8/9  Lieber frei als willig

Kategorie: Allgemein    Von Heinrich von Grünigen um 14:56

Es hat schon fast etwas von einer tibetanischen Gebetsmühle (die gelegentlich ja auch vom Wind angetrieben werden), wenn ich bei jeder sich bietenden Gelegenheit sage, dass Massnahmen zur Adipositas-Prävention im Bereich der Lebens- und Genussmittel, die auf Freiwilligkeit beruhen, eigentlich nutzlos sind.

Das Prinzip Freiwilligkeit ist indessen in all unseren offiziellen Verlautbarungen und Strategien das A und O, weil sonst politisch gar nichts gehen würde. Von rechts bläst jeder Absicht, eine Regulierung im Interesse der gesunden Bevölkerung zu erlassen, ein extrem steifer Wind ins Gesicht, man muss nur sehen, mit welch wahnwitzigen Horrorszenarien etwa der Gewerbeverband gegen das geplante Präventionsgesetz agitiert.

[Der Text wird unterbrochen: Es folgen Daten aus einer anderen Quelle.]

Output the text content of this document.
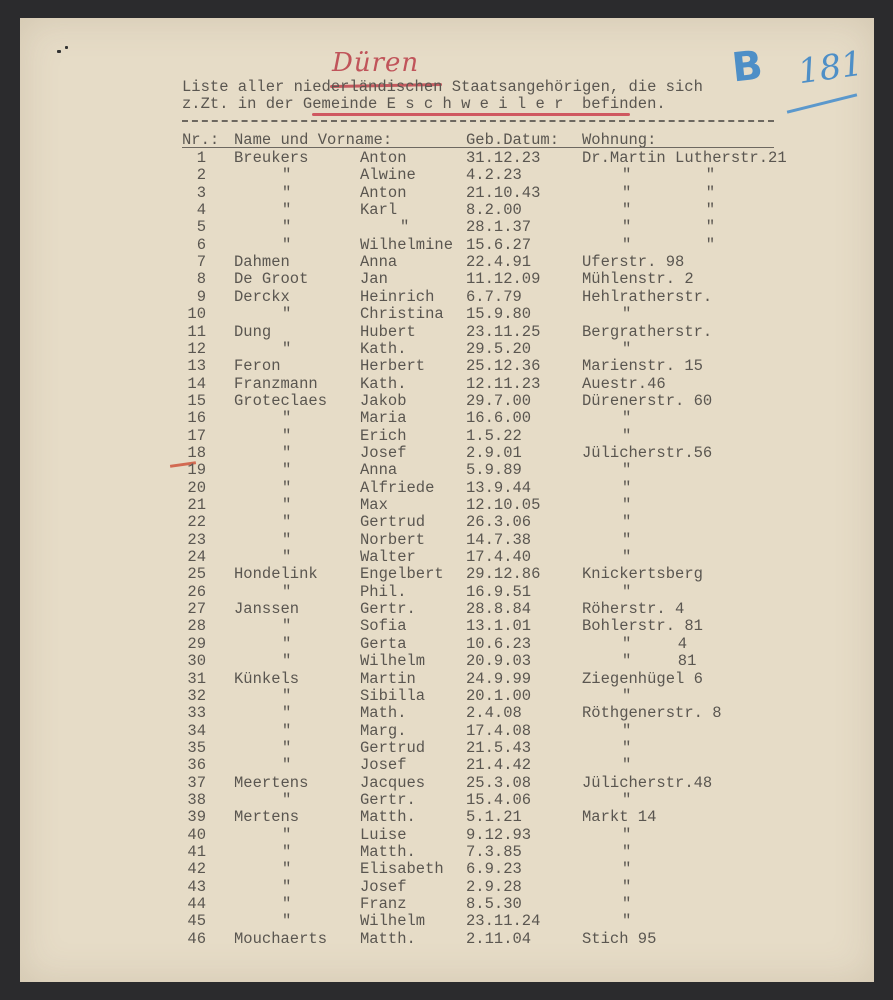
Düren	B 181
Liste aller niederländischen Staatsangehörigen, die sich
z.Zt. in der Gemeinde E s c h w e i l e r befinden.
Nr.: Name und Vorname:	Geb.Datum: Wohnung:
1 Breukers	Anton	31.12.23	Dr.Martin Lutherstr.21
2	"	Alwine	4.2.23	"        "
3	"	Anton	21.10.43	"        "
4	"	Karl	8.2.00	"        "
5	"	"	28.1.37	"        "
6	"	Wilhelmine 15.6.27	"        "
7 Dahmen	Anna	22.4.91	Uferstr. 98
8 De Groot	Jan	11.12.09	Mühlenstr. 2
9 Derckx	Heinrich 6.7.79	Hehlratherstr.
10	"	Christina 15.9.80	"
11 Dung	Hubert	23.11.25	Bergratherstr.
12	"	Kath.	29.5.20	"
13 Feron	Herbert	25.12.36	Marienstr. 15
14 Franzmann	Kath.	12.11.23	Auestr.46
15 Groteclaes Jakob	29.7.00	Dürenerstr. 60
16	"	Maria	16.6.00	"
17	"	Erich	1.5.22	"
18	"	Josef	2.9.01	Jülicherstr.56
19	"	Anna	5.9.89	"
20	"	Alfriede 13.9.44	"
21	"	Max	12.10.05	"
22	"	Gertrud	26.3.06	"
23	"	Norbert	14.7.38	"
24	"	Walter	17.4.40	"
25 Hondelink	Engelbert 29.12.86	Knickertsberg
26	"	Phil.	16.9.51	"
27 Janssen	Gertr.	28.8.84	Röherstr. 4
28	"	Sofia	13.1.01	Bohlerstr. 81
29	"	Gerta	10.6.23	"     4
30	"	Wilhelm	20.9.03	"     81
31 Künkels	Martin	24.9.99	Ziegenhügel 6
32	"	Sibilla	20.1.00	"
33	"	Math.	2.4.08	Röthgenerstr. 8
34	"	Marg.	17.4.08	"
35	"	Gertrud	21.5.43	"
36	"	Josef	21.4.42	"
37 Meertens	Jacques	25.3.08	Jülicherstr.48
38	"	Gertr.	15.4.06	"
39 Mertens	Matth.	5.1.21	Markt 14
40	"	Luise	9.12.93	"
41	"	Matth.	7.3.85	"
42	"	Elisabeth 6.9.23	"
43	"	Josef	2.9.28	"
44	"	Franz	8.5.30	"
45	"	Wilhelm	23.11.24	"
46 Mouchaerts Matth.	2.11.04	Stich 95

Wie wenn es noch eines weiteren Beweises bedurft hätte, kommt ein Bericht aus England: hier hat eine Organisation (Children’s Food Campaign), die sich für die gesunde Ernährung von Kindern einsetzt, die Auswirkungen untersucht, die ein von der Regierung geschlossener „Pakt“ mit der Lebensmittelindustrie effektiv hat.

Im Rahmen des sogenannten Responsibility Deals konnten sich Produzenten auf freiwilliger Basis verpflichten, gewisse gesundheitsförderliche Massnahmen vorzukehren, wie etwa den Salzgehalt oder den Transfett-Anteil zu senken oder weniger Zucker zu verwenden, die Werbung an Kinder einzuschränken oder gezielt eine sportliche Betätigung zu fördern… (das ganze Konzept liegt genau auf der Linie, die auch unser Bundesamt für Gesundheit mit seiner actionsanté verfolgt).

Die Analyse ist heute erschienen in einem Bericht mit dem Titel „The Irresponsibility Deal – Why the Government’s Responsibility Deal is better for the food industry than public health“ (Der verantwortungslose Vertrag – warum die Vereinbarung der Regierung besser für die Lebensmittelindustrie ist als für die Volksgesundheit.) Und sie kommt zum ernüchternden Schluss, dass die ganze Aktion kaum Wirkung zeigt, weil sich viele Hersteller gar nicht daran beteiligen, weil sie zu wenig bekannt ist und weil zahlreiche Partner sie bewusst austricksen (etwa die Hersteller von Süssgetränken, die den Deal zwar unterzeichnet haben, ohne jedoch etwas zu unternehmen bezüglich der Tonnen von Zucker, die sie in ihre Drinks mixen, und sich lediglich damit begnügen, auf die Bedeutung von ausreichend Bewegung hinzuweisen…)

Im Wissen um die politische Brisanz, die hierzulande quasi zu einer Tabuisierung jeder Regulierung in der Food-Branche führt, haben wir die Einführung von actionsanté gewissermassen beschönigend als „Schritt in die richtige Richtung“ bezeichnet. Die Analyse aus England gibt unseren Zweifeln Vorschub.